What does it mean when I hear people say, “She has a nice touch on the piano?”
A piano is an instrument, a piece of equipment that makes sounds when you press the keys. Anyone can take piano lessons, and with some practice and a patient piano tutor, can manage to make the piano play a tune. But there’s more to playing a piano that being able to bang on the keys in the right sequence as dictated by the piece of music.
Music isn’t just about technical know-how as taught by a teacher, or even self-taught. It’s about feeling, and that’s where this statement comes from. Someone who has a nice touch on the piano is someone who really feels what they’re playing. They know the music they’re playing, they understand what the composer intended, they’re sensitive to the emotion that is supposed to come from the piece of music and they convey this through the way they play and the atmosphere it creates.
Sometimes real piano playing genius doesn’t move between head and fingers, it also passes through the heart. When you hear music that is played with that kind of emotion, whether it’s soft and tender, or it’s loud and filled with passion, the piano player conveys this raw emotion through the way they place their hands above the keys, the force with which they strike the keys, the way they move their body as they play and the way even the slightest of mood changes are reflected in both the player and the sound from the keyboard.
To have a nice touch on the piano doesn’t mean that you can read a piece of music and make it loud and soft in the right places, that again is technique that can be learned. The emotion is something that comes in time to those who not only practice the actual playing of the music, but also have done some research and have an understanding of what the composer was thinking about when he created the piece. If the pianist has the right emotion for each piece when they start to play they will be able to produce music that doesn’t just sound fast and loud, but rather urgent and afraid, or happy and free.

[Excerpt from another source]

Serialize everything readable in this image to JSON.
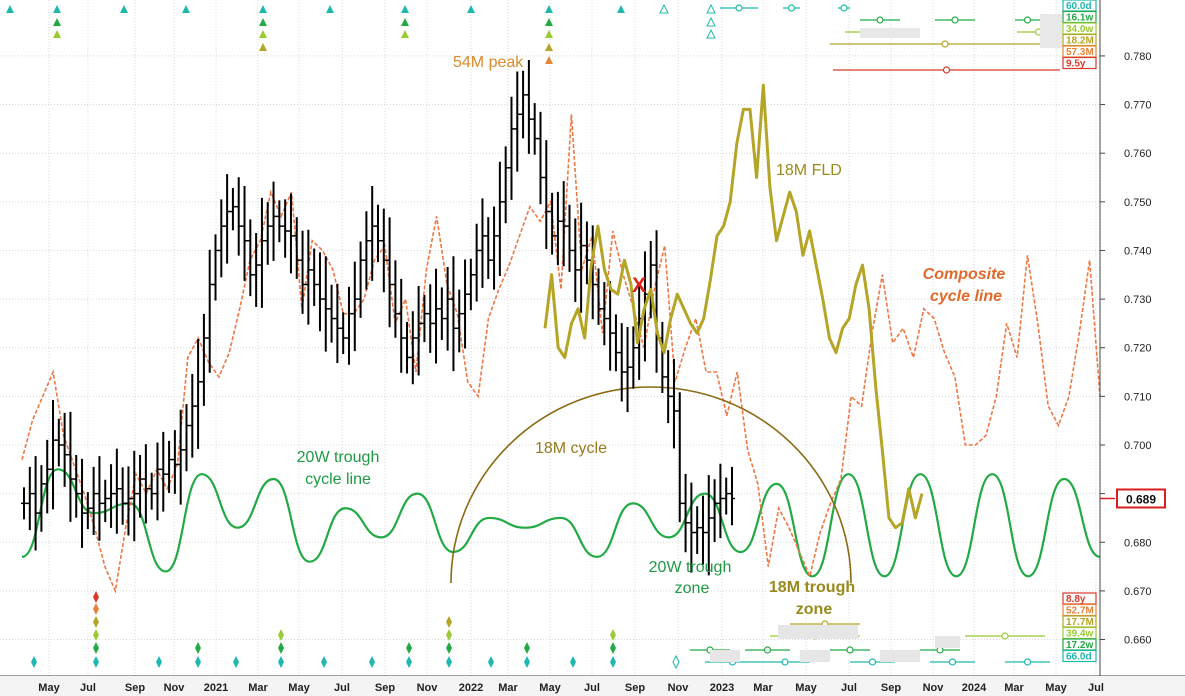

It won’t just sound slow and monotonous, but rather sad and lonely. This isn’t anything to do with the notation on a piece of manuscript paper that sits on the music stand, but everything to do with the pianist’s empathy and understanding of what the composer intended entwined with the technical skills that come from hours of practice.
Anyone can learn the basics of piano playing, but if you want to be great, if you want to have a nice touch on the keyboard, then you need to not only think about the notes and chords you play, but develop a sensitive understanding of each piece of music’s history that you play, and deliver the emotion accordingly. Listen to how various pianists play the same piece of music, you might be surprised how some of them touch you, and yet others playing the same music go right over your head. The pianists with the nice touch, they’re the ones that play from their heart and their music touches yours.